Japanese scientists have just been given permission from the government to begin clinical trials for “reprogrammed” stem cells as a means of curing Parkinson’s disease.
The devastating disease is caused by a lack of cells in the brain that produce dopamine, which is an essential neurotransmitter in the brain. The decrease in dopamine causes trembling, a decline in motor functions, and – if the disease progresses – dementia.
The researchers plan on reversing the disease by using donated adult stem cells that have been taken from another patient so they can then “reprogram” them into embryonic cells. These reprogrammed embryonic cells, which are called induced pluripotent stem (iPS) cells, can then be developed into dopamine-producing neurons.

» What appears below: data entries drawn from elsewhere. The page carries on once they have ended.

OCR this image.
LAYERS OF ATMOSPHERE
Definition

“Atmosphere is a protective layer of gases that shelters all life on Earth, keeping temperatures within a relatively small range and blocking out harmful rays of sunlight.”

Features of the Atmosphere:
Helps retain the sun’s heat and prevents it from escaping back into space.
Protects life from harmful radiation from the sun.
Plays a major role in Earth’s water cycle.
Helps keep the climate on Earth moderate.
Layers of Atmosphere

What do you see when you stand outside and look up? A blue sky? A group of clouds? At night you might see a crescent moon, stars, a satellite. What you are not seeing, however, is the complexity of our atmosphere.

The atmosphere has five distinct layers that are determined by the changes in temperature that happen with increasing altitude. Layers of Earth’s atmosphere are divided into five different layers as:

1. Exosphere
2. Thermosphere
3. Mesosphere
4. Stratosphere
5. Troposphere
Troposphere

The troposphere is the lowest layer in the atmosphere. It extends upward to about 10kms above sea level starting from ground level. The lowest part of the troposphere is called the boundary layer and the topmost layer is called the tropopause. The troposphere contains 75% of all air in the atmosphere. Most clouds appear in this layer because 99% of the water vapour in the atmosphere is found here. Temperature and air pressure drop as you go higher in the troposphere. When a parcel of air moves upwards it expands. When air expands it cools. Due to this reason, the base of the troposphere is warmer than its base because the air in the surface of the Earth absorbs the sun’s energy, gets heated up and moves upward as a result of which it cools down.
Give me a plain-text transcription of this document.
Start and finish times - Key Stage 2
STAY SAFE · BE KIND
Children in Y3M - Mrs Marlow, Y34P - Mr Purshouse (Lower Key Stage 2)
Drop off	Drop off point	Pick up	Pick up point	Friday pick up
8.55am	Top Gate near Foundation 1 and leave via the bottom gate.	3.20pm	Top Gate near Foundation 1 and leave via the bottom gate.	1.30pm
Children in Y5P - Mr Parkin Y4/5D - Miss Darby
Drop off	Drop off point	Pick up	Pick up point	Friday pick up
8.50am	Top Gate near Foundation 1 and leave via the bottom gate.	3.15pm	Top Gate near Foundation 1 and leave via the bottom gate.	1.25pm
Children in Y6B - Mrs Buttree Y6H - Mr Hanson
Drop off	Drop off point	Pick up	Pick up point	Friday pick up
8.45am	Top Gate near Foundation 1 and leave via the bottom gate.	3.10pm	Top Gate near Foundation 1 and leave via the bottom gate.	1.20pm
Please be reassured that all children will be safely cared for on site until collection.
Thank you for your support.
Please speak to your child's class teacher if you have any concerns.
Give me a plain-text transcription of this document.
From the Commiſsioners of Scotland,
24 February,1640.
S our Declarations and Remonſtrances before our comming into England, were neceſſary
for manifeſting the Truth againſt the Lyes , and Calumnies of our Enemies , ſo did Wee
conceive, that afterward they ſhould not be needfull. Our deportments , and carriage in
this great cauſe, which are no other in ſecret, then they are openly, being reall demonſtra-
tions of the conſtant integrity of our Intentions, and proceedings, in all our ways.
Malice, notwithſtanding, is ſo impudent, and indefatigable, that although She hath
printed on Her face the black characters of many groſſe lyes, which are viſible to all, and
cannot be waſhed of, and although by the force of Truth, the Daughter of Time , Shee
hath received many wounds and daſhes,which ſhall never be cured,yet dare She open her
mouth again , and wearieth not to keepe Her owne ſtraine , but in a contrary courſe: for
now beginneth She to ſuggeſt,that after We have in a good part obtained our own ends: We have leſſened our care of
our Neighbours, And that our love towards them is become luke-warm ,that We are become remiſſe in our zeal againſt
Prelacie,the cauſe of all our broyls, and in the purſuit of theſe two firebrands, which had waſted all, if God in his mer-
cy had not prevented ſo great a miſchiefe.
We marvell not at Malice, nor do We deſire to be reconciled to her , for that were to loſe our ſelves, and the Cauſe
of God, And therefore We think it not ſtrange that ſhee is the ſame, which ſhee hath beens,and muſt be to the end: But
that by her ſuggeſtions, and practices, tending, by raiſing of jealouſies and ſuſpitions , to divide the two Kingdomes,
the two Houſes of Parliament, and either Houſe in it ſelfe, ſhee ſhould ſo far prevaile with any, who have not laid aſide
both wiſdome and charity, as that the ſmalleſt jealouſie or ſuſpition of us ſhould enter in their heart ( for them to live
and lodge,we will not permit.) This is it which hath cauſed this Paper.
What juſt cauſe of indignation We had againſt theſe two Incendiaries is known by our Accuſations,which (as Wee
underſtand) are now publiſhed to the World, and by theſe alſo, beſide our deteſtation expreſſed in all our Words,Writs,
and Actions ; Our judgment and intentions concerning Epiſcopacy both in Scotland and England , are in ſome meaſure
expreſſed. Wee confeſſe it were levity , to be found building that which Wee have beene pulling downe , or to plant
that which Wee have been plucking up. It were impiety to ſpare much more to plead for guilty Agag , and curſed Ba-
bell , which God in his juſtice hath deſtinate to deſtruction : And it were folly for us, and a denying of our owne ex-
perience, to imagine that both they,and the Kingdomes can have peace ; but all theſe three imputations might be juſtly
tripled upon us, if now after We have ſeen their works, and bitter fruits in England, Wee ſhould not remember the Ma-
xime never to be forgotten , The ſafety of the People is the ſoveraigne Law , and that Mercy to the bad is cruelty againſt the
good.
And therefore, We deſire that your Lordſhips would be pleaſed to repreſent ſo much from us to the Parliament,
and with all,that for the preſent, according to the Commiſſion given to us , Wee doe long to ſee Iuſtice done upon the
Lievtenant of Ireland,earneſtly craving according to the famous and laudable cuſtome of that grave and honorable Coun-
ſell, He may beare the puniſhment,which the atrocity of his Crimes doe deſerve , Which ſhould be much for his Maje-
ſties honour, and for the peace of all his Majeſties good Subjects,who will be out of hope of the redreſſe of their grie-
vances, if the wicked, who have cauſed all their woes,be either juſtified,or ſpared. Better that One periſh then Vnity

Scientists have expressed concern that the application of these cells would result in malignant tumors. Last year, however, the research team from Kyoko University successfully used iPS cells to restore normal brain function in monkeys without any sign of tumors over the course of the 2-year study.
“This will be the world’s first clinical trial using iPS cells on Parkinson’s disease,” said Jun Takahashi, professor at Kyoto University’s Centre for iPS Cell Research and Application.
“We intend to carry on conducting our research carefully, yet expeditiously, in coordination with Kyoto University Hospital, so that new treatment using iPS cells will be brought to patients as soon as possible,” said Shinya Yamanaka, the scientist who won the Nobel Prize for discovering iPS cells.
The researchers will be recruiting seven Parkinson’s patients for the trial.